In what part of CA do you live?  I know UCLA has wonderful support groups run by their psychologists that are open to non-UCLA patients on an availability basis.  Here's a link to some of their info:  http://www.simmsmanncenter.ucla.edu/groups/groups.asp

It's not only helpful to have someone to talk to at various stages in our tx, it's also important that you find someone with a real understanding of bc and bc tx.  As a UCLA psychologist said to me, this is not the time to be explaining to someone what bc terminology means.  You need someone who knows more than you do about the disease, your tx, and the healing process, which probably means making an appointment with someone at one of the larger institutions -- UCLA, USC, Cedars, Stanford, UCSF, etc., depending on where you live.  I do hope you can find someone to give you the support you need and are seeking!   (((Hugs)))   Deanna

My docs are not exactly huge care bears either. One of my oncs, a resident, was really good though. She didn't DO anything really, but she took me seriously, listened and encouraged me to exercise and "live my life," as she put it. It helped.



In the beginning, when I was totally freaked, I got a xanax script from a shrink friend, and when I told my cancer docs, they assured me that it was fine, that I shouldmtake whatever I needed to manage, and my surgeon did also tell me that it was normal to freak, but that if I was still freaked after 3 weeks or so, to tell him so he could get me a psychologist specializing in BC.



So they have not been amazing or anything in this regard, but they have been OK.

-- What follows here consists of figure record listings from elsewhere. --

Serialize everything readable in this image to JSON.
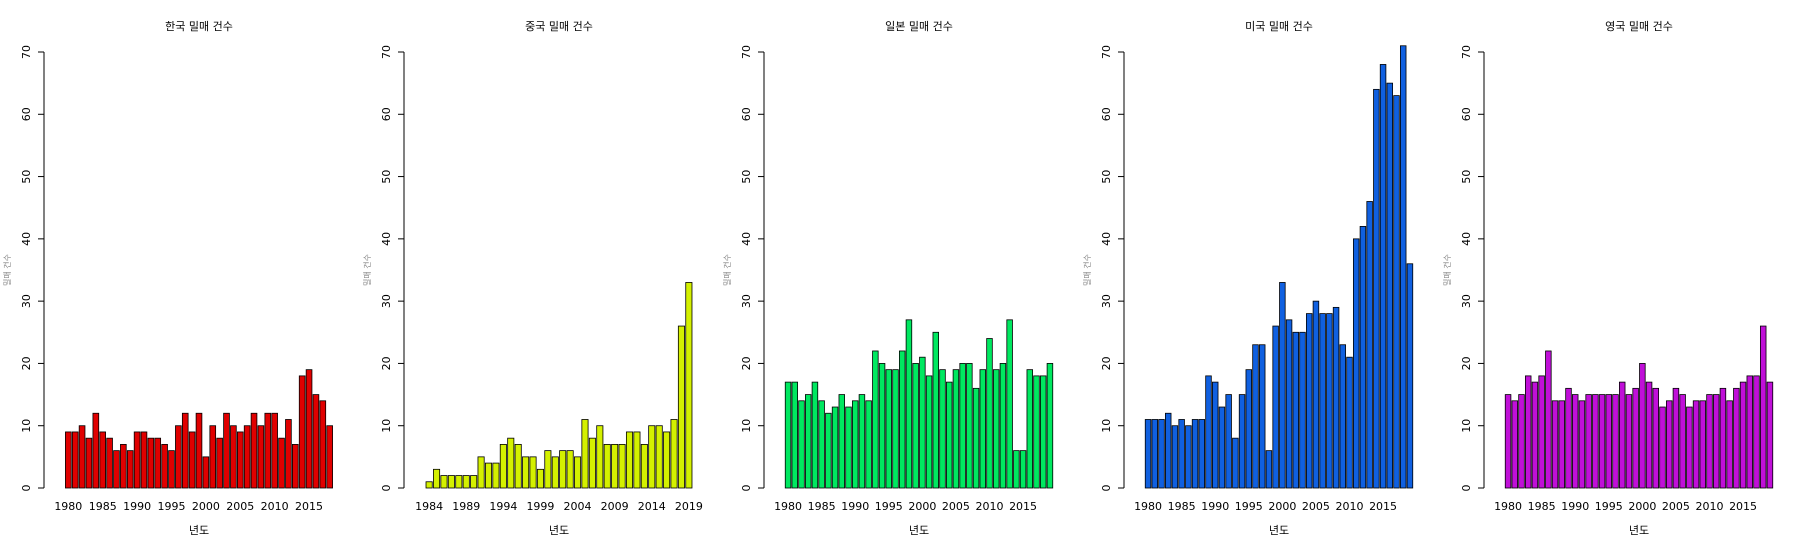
{
  "chart_data": [
    {
      "type": "bar",
      "title": "한국 밀매 건수",
      "xlabel": "년도",
      "ylabel": "밀매 건수",
      "color": "#e00000",
      "x": [
        1980,
        1981,
        1982,
        1983,
        1984,
        1985,
        1986,
        1987,
        1988,
        1989,
        1990,
        1991,
        1992,
        1993,
        1994,
        1995,
        1996,
        1997,
        1998,
        1999,
        2000,
        2001,
        2002,
        2003,
        2004,
        2005,
        2006,
        2007,
        2008,
        2009,
        2010,
        2011,
        2012,
        2013,
        2014,
        2015,
        2016,
        2017,
        2018
      ],
      "values": [
        9,
        9,
        10,
        8,
        12,
        9,
        8,
        6,
        7,
        6,
        9,
        9,
        8,
        8,
        7,
        6,
        10,
        12,
        9,
        12,
        5,
        10,
        8,
        12,
        10,
        9,
        10,
        12,
        10,
        12,
        12,
        8,
        11,
        7,
        18,
        19,
        15,
        14,
        10
      ],
      "xlim": [
        1978.5,
        2019.5
      ],
      "xticks": [
        1980,
        1985,
        1990,
        1995,
        2000,
        2005,
        2010,
        2015
      ],
      "ylim": [
        0,
        70
      ],
      "yticks": [
        0,
        10,
        20,
        30,
        40,
        50,
        60,
        70
      ]
    },
    {
      "type": "bar",
      "title": "중국 밀매 건수",
      "xlabel": "년도",
      "ylabel": "밀매 건수",
      "color": "#d4f000",
      "x": [
        1984,
        1985,
        1986,
        1987,
        1988,
        1989,
        1990,
        1991,
        1992,
        1993,
        1994,
        1995,
        1996,
        1997,
        1998,
        1999,
        2000,
        2001,
        2002,
        2003,
        2004,
        2005,
        2006,
        2007,
        2008,
        2009,
        2010,
        2011,
        2012,
        2013,
        2014,
        2015,
        2016,
        2017,
        2018,
        2019
      ],
      "values": [
        1,
        3,
        2,
        2,
        2,
        2,
        2,
        5,
        4,
        4,
        7,
        8,
        7,
        5,
        5,
        3,
        6,
        5,
        6,
        6,
        5,
        11,
        8,
        10,
        7,
        7,
        7,
        9,
        9,
        7,
        10,
        10,
        9,
        11,
        26,
        33
      ],
      "xlim": [
        1982.5,
        2020.5
      ],
      "xticks": [
        1984,
        1989,
        1994,
        1999,
        2004,
        2009,
        2014,
        2019
      ],
      "ylim": [
        0,
        70
      ],
      "yticks": [
        0,
        10,
        20,
        30,
        40,
        50,
        60,
        70
      ]
    },
    {
      "type": "bar",
      "title": "일본 밀매 건수",
      "xlabel": "년도",
      "ylabel": "밀매 건수",
      "color": "#00e860",
      "x": [
        1980,
        1981,
        1982,
        1983,
        1984,
        1985,
        1986,
        1987,
        1988,
        1989,
        1990,
        1991,
        1992,
        1993,
        1994,
        1995,
        1996,
        1997,
        1998,
        1999,
        2000,
        2001,
        2002,
        2003,
        2004,
        2005,
        2006,
        2007,
        2008,
        2009,
        2010,
        2011,
        2012,
        2013,
        2014,
        2015,
        2016,
        2017,
        2018,
        2019
      ],
      "values": [
        17,
        17,
        14,
        15,
        17,
        14,
        12,
        13,
        15,
        13,
        14,
        15,
        14,
        22,
        20,
        19,
        19,
        22,
        27,
        20,
        21,
        18,
        25,
        19,
        17,
        19,
        20,
        20,
        16,
        19,
        24,
        19,
        20,
        27,
        6,
        6,
        19,
        18,
        18,
        20
      ],
      "xlim": [
        1978.5,
        2020.5
      ],
      "xticks": [
        1980,
        1985,
        1990,
        1995,
        2000,
        2005,
        2010,
        2015
      ],
      "ylim": [
        0,
        70
      ],
      "yticks": [
        0,
        10,
        20,
        30,
        40,
        50,
        60,
        70
      ]
    },
    {
      "type": "bar",
      "title": "미국 밀매 건수",
      "xlabel": "년도",
      "ylabel": "밀매 건수",
      "color": "#1060e0",
      "x": [
        1980,
        1981,
        1982,
        1983,
        1984,
        1985,
        1986,
        1987,
        1988,
        1989,
        1990,
        1991,
        1992,
        1993,
        1994,
        1995,
        1996,
        1997,
        1998,
        1999,
        2000,
        2001,
        2002,
        2003,
        2004,
        2005,
        2006,
        2007,
        2008,
        2009,
        2010,
        2011,
        2012,
        2013,
        2014,
        2015,
        2016,
        2017,
        2018,
        2019
      ],
      "values": [
        11,
        11,
        11,
        12,
        10,
        11,
        10,
        11,
        11,
        18,
        17,
        13,
        15,
        8,
        15,
        19,
        23,
        23,
        6,
        26,
        33,
        27,
        25,
        25,
        28,
        30,
        28,
        28,
        29,
        23,
        21,
        40,
        42,
        46,
        64,
        68,
        65,
        63,
        71,
        36
      ],
      "xlim": [
        1978.5,
        2020.5
      ],
      "xticks": [
        1980,
        1985,
        1990,
        1995,
        2000,
        2005,
        2010,
        2015
      ],
      "ylim": [
        0,
        70
      ],
      "yticks": [
        0,
        10,
        20,
        30,
        40,
        50,
        60,
        70
      ]
    },
    {
      "type": "bar",
      "title": "영국 밀매 건수",
      "xlabel": "년도",
      "ylabel": "밀매 건수",
      "color": "#c010d8",
      "x": [
        1980,
        1981,
        1982,
        1983,
        1984,
        1985,
        1986,
        1987,
        1988,
        1989,
        1990,
        1991,
        1992,
        1993,
        1994,
        1995,
        1996,
        1997,
        1998,
        1999,
        2000,
        2001,
        2002,
        2003,
        2004,
        2005,
        2006,
        2007,
        2008,
        2009,
        2010,
        2011,
        2012,
        2013,
        2014,
        2015,
        2016,
        2017,
        2018,
        2019
      ],
      "values": [
        15,
        14,
        15,
        18,
        17,
        18,
        22,
        14,
        14,
        16,
        15,
        14,
        15,
        15,
        15,
        15,
        15,
        17,
        15,
        16,
        20,
        17,
        16,
        13,
        14,
        16,
        15,
        13,
        14,
        14,
        15,
        15,
        16,
        14,
        16,
        17,
        18,
        18,
        26,
        17
      ],
      "xlim": [
        1978.5,
        2020.5
      ],
      "xticks": [
        1980,
        1985,
        1990,
        1995,
        2000,
        2005,
        2010,
        2015
      ],
      "ylim": [
        0,
        70
      ],
      "yticks": [
        0,
        10,
        20,
        30,
        40,
        50,
        60,
        70
      ]
    }
  ]
}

The thing that ultimately helped me the most was my wonderful PT. About a month or two out from the BMX, I insisted on a referral to one although the doc saw no reason. I went to her for lymph draining massage once a week throughout my treatment and for a while after too. She was nice, a font of knowledge about docs, treatments, complications etc and what she did felt good, a complete oasis in a sea of unpleasant treatment, needles and pain.



The other thing that helped was exercise, especially walks with the dogs. When I am not sure what to do, I go for a ong walk. I always feel better afterwards. It helps that the weather is mostly good here and that I can walk among the antiquities. I realize it is not so easy everywhere.

When you go to specialists, they well, specialize, I guess..  I know where I had chemo, they asked if I wanted to talk to someone, the social worker came over, gave me her card, said if I wanted to talk, call any time, even after treatment ended, that they were there for us.  That was nice of her.  It seemed like the nurses during chemo were the ones who talked the most with patients - but then again, we were a captive audience, and they were limited in their work by the number of chairs, so they had time.

Your surgeon is there for 1 reason - surgery.  The MO is there to make sure your chemo is going smoothly, then to follow up at regular intervals.  Your RO makes sure you do well with radiation. If any doctor should've been the coordinator, it probably should've been your PCP.  That's the general who dictates the rest, who treats the whole person, as much as any doctor does these days. 

When HMO's pay by capitation or a teeny amount per visit, when PPO's pay a fraction of what's billed, when Medicare caps reimbursements, it's no wonder that doctors don't have time for anything like that - they need to see enough patients to be able to pay for their malpractice insurance, office rent and staff. 

If you know you want to be referred to a support group, why not ask the office staff to give you a list?  I've found that no matter what the situation, if you ask for things, people are very nice, and tend to go out of the way to help you get them.  Be proactive!!!